The Story
Why it exists.
In 1997, Lalique turned to perfumer Maurice Roucel to create something that would anchor the house's entry into masculine fragrance. Roucel, known for precise compositions that favor structure over spectacle, built Lalique Pour Homme on a straightforward premise: classic masculine materials, executed with restraint. No novel accords, no trend-chasing. Just lavender, citrus, and cedar arranged with an architect's care.
If this were a song
Community picks
The Look of Love
Dusty Springfield
The Beginning
In 1997, Lalique turned to perfumer Maurice Roucel to create something that would anchor the house's entry into masculine fragrance. Roucel, known for precise compositions that favor structure over spectacle, built Lalique Pour Homme on a straightforward premise: classic masculine materials, executed with restraint. No novel accords, no trend-chasing. Just lavender, citrus, and cedar arranged with an architect's care.

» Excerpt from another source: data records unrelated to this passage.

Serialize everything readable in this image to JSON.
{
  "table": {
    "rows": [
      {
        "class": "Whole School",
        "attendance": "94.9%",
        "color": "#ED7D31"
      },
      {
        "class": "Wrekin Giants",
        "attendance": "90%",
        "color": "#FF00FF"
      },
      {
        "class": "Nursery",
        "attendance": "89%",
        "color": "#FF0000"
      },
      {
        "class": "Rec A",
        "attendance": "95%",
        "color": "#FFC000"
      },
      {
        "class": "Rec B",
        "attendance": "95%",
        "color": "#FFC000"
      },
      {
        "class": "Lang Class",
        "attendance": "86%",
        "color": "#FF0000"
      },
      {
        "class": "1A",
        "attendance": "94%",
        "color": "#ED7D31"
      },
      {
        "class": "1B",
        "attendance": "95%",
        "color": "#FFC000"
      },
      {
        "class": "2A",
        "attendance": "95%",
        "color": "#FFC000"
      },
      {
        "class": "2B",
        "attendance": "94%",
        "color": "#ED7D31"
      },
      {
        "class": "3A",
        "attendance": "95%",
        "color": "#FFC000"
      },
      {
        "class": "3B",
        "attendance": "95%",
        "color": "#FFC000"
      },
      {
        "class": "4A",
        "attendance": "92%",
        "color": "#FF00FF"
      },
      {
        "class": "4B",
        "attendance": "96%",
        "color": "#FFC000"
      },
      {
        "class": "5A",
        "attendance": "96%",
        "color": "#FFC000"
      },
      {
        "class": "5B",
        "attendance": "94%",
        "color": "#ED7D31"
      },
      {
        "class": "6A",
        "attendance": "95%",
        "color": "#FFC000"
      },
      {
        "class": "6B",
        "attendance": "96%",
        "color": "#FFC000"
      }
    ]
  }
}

The pyramid itself reads like a textbook masculine, aromatic top, floral heart, woody base. Every ingredient here has been doing this work for decades. What makes it worth discussing is the execution: the lavender leans cooler, almost medicinal, avoiding the soapy trap. The iris in the heart adds a powdery softness that keeps the cedar from reading too sharp. And the base, oakmoss, sandalwood, vanilla, doesn't project so much as settle. It's a composition that trusts restraint to do the work that volume usually fails at.
The Evolution
The citrus opening hits sharp and bright, grapefruit and mandarin cutting through the herbal lavender like light through a window. Rosemary holds it all together for the first twenty minutes, keeping the freshness grounded. Then the transition: cedar arrives quietly, the iris dusting everything with powder. By the second hour, you're in the base. Oakmoss and sandalwood wrap around warm vanilla and amber. This is where the fragrance earns its reputation. The drydown holds close, intimate, almost贴身, for hours. On dry skin, it lasts a full workday. On oilier complexions, closer to four hours before it settles into a quiet whisper. The oakmoss and iris linger as the last act: not projecting, just present. Like a scent someone worn once and couldn't quite wash off.
Cultural Impact
Lalique Pour Homme sits in a quiet corner of masculine perfumery, not a statement piece, not a trend follower. It was designed in 1997 by Maurice Roucel, a perfumer who approached composition like an architect. The lavender-herbal-citrus opening followed by powdery iris and warm woody-vanilla base is a formula refined over decades of masculine fragrance. What sets this apart is the restraint: it doesn't shout. The sillage stays moderate, the projection recedes after the first hour, and the drydown is intimate rather than room-filling. That's precisely why it lasts, it doesn't exhaust itself trying to fill a space it was never meant to fill.
The House
France · Est. 1888
Lalique is where the art of French crystal meets the soul of fine fragrance. Born from the genius of Art Nouveau master René Lalique, the house translates its legacy as a 'sculptor of light' into perfumes that are as elegant and timeless as their iconic bottles.
If this were a song
Community picks
The fragrance sounds like a late afternoon in an old library, the warmth of wood, the faint sweetness of powder, the sense of something refined settling into place. Not ambient music, but the feeling of silence that has weight.